There’s nothing quick about developing an offshore wind farm. It takes years of site selection, political and financial wrangling, environmental reviews, and careful construction to make it all happen. But those timelines could be getting shorter thanks to developments in the European offshore wind market.
An article in IEEE Spectrum in June 2017 noted a major breakthrough: Three new German projects are expected to be built without government subsidies — a first in the history of European offshore wind. Indeed, the scope and scale of North Sea wind farms is growing so fast and costs are falling so quickly that subsidy-free projects are happening much sooner than anybody anticipated.
“We’re three to four years ahead of schedule,” Bent Christensen, who is responsible for energy-cost projections for Siemens’ wind power division, said in the IEEE Spectrum report.
Admittedly, there’s a speculative component to the prediction of subsidy-free offshore wind power: It requires turbines that generate 13 to 15 MW, which aren’t on today’s market (the biggest turbines generate about 8 MW). IEEE Spectrum says those turbines may be seven or eight years in the future.
Reviewing the key phases of the offshore wind timeline
With subsidy-free power in the picture within a decade, developers, regulators, and manufacturers will be looking for ways to shrink the offshore wind timeline in each of its four key phases. Here’s a quick review of those phases:
- Establishing offshore wind regions: This is where government regulators identify sites that hold the most promise for offshore wind production. Studies measure the areas with most reliable wind resources and least environmental impacts. In Europe, France is seen as one of the next great offshore locales thanks to its shorelines in the North Sea, Atlantic Ocean, and Mediterranean Sea.

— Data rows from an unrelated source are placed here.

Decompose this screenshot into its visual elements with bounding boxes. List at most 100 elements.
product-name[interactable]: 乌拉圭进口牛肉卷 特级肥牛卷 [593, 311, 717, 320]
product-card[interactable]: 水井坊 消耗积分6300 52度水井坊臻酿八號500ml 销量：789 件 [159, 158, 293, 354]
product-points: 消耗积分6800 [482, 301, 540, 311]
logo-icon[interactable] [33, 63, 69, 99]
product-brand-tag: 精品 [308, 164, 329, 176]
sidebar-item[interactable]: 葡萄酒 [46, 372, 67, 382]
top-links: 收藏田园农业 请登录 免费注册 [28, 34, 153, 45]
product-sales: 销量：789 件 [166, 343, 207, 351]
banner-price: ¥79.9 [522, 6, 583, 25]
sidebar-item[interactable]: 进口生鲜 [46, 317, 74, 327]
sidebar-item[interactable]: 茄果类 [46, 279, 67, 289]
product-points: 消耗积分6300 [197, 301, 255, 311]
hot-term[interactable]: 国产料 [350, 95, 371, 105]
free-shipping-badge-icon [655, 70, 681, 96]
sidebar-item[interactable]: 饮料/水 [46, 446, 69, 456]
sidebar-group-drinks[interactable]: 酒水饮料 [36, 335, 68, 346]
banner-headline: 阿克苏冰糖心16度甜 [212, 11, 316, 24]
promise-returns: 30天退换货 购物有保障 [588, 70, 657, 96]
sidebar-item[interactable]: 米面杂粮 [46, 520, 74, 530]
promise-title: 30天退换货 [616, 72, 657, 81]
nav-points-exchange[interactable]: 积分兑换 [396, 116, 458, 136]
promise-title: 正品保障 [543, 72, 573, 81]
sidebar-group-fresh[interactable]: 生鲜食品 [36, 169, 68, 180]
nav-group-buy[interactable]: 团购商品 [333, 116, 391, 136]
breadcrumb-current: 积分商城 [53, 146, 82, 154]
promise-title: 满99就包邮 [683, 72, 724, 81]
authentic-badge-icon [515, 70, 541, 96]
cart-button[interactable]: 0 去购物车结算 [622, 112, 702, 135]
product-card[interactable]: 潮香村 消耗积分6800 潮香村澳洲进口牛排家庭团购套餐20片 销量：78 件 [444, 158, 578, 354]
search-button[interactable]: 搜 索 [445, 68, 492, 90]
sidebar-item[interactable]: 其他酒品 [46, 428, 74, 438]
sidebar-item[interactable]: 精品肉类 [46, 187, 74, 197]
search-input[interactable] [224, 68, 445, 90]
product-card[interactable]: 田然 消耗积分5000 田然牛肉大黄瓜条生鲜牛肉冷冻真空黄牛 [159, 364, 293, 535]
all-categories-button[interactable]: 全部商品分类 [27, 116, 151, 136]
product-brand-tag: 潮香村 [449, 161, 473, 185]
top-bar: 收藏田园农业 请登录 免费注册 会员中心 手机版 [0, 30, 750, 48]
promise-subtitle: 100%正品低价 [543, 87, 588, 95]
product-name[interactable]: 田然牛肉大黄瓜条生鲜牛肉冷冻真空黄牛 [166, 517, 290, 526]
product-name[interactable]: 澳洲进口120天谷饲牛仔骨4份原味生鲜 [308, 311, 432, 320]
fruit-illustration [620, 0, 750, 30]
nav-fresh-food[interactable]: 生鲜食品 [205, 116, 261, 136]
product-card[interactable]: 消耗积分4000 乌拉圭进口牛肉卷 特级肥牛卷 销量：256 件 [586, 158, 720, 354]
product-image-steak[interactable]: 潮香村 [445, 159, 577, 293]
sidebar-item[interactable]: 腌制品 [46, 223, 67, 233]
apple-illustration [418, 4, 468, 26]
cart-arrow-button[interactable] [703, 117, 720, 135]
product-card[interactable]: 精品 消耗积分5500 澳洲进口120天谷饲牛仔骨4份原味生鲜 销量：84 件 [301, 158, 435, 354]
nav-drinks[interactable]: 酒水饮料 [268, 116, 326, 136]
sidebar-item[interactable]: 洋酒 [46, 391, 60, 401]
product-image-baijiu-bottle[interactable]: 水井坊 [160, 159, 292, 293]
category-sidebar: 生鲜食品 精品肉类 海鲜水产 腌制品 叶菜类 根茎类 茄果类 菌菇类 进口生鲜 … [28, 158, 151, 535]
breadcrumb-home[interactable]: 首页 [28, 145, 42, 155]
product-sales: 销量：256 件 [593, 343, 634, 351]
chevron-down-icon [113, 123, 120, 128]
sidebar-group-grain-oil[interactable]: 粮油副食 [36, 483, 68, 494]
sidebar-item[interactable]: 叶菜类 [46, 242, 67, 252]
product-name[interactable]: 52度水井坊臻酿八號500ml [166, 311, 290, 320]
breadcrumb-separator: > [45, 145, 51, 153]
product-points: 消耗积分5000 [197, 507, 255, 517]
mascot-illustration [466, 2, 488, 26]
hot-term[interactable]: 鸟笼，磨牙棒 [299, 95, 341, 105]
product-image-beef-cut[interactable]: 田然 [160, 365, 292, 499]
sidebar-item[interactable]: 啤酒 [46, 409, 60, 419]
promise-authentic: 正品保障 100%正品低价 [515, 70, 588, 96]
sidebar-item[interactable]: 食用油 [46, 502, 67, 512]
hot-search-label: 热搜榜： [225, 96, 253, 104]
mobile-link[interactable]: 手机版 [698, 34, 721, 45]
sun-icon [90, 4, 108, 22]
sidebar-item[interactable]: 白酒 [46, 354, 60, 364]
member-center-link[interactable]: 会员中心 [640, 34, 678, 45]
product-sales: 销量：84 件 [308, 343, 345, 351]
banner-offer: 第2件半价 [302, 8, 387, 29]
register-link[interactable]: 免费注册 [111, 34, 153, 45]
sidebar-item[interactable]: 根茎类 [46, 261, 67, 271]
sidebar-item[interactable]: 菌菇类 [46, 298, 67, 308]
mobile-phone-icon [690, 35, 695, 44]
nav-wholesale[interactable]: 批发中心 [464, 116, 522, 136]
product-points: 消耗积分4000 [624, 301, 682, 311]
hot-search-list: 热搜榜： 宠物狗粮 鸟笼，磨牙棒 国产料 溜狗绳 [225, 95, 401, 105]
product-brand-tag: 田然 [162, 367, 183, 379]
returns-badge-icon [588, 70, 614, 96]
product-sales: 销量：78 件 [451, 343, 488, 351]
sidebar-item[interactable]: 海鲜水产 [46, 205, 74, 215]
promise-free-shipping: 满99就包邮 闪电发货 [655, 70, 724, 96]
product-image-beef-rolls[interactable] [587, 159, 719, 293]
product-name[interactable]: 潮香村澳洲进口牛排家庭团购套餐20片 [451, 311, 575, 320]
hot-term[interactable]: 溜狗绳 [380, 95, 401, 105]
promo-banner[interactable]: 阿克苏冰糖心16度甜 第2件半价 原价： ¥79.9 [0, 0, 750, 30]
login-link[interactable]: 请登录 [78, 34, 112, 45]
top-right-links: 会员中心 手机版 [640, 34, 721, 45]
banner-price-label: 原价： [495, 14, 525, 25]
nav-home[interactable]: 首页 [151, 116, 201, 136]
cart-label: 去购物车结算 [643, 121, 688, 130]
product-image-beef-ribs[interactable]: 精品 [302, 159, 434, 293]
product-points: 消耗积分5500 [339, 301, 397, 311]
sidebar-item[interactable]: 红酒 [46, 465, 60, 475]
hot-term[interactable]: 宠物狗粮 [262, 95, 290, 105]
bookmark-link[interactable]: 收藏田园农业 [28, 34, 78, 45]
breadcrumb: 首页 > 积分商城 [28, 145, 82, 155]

- Offering leases and requesting bids: Next, developers get an opportunity to lease specific sections for wind farm development. Here, utilities and regulators coordinating the arrival of the power on the mainland request bids from wind farm developers. Before preparing their bids, the developers conduct wind tests, dig bore holes and survey the sea floor to find optimum areas for development.
- Developing wind farm sites: The company with the winning bid starts developing the site in more detail. It’s time to identify precisely where the individual wind turbines will be installed and figure out which vendors will supply them. Here, cumulative advances in technologies and techniques learned at existing sites pay dividends by showing developers where they can chip away at time-consuming processes. Of course, anything in the plans that present potential risks to ecosystems, fisheries, tourism, and coastal views can bog down the development phase. Another major wrinkle is rounding up financing to get the projects built.
- Fabricate and construct wind farm: Mass production and standardization help developers rein in costs at the construction phase. This also is the phase where the weather starts to loom large. Though coastal storms can throw off timelines and potentially damage turbines during construction, advances in weather prediction technologies can help developers better prepare for severe weather.
Welcome news from European offshore wind
At PMI, we’re watching all these developments closely because we manufacture premium accessories for underwater cables that transmit electricity from offshore wind farms to the mainland power grid. We expect innovations in ocean renewables to be good for our business as well as the planet.
It’s true that offshore wind remains one of the most expensive renewable power sources, but costs are falling rapidly, according to IEEE Spectrum: Just four years ago, new projects were providing power at about €160 (US $179) per megawatt-hour amid hopes to reduce those costs to €100/MWh by 2020. Christensen of Siemens says prices are hitting that goal in 2017.
Ever-larger and more efficient wind farms should drive those costs lower in the years ahead, potentially attracting more investors, inventors and developers into the marketplace. This has the potential to motivate developers to shrink wind farm timelines as well.